Objectives: Postpartum hemorrhage (PPH) is a major contributor to maternal mortality worldwide and is a leading cause of pregnancy-related mortality in the United States. The American College of Obstetricians and Gynecologists, the Royal College of Obstetricians and Gynecologists, and the World Health Organization advocate for the early use of tranexamic acid (TXA) in the prevention of PPH. The purpose of this study was to determine the efficacy and patient characteristics of the use of prophylactic TXA administration during cesarean delivery (CD) as part of a newly instituted policy to reduce blood loss and PPH rates in a tertiary care regional rural and underserved maternal care center.

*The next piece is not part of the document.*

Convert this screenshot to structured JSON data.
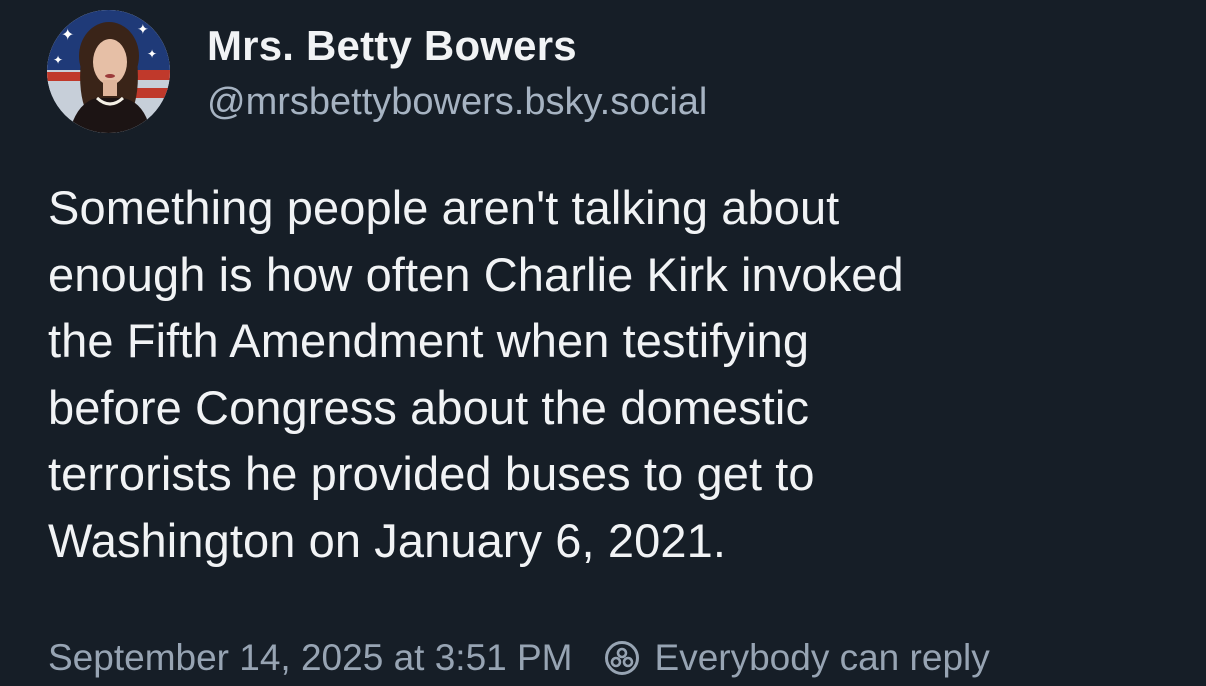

Methods: An electronic quality assurance chart review from February 2020 through October 2021 of more than 2705 patients was conducted, comparing two groups after implementation of a TXA protocol for all CDs. In total, four CD groups were analyzed (control group without TXA before policy, PPH group without TXA before policy, TXA control group after policy, and PPH group with TXA after policy).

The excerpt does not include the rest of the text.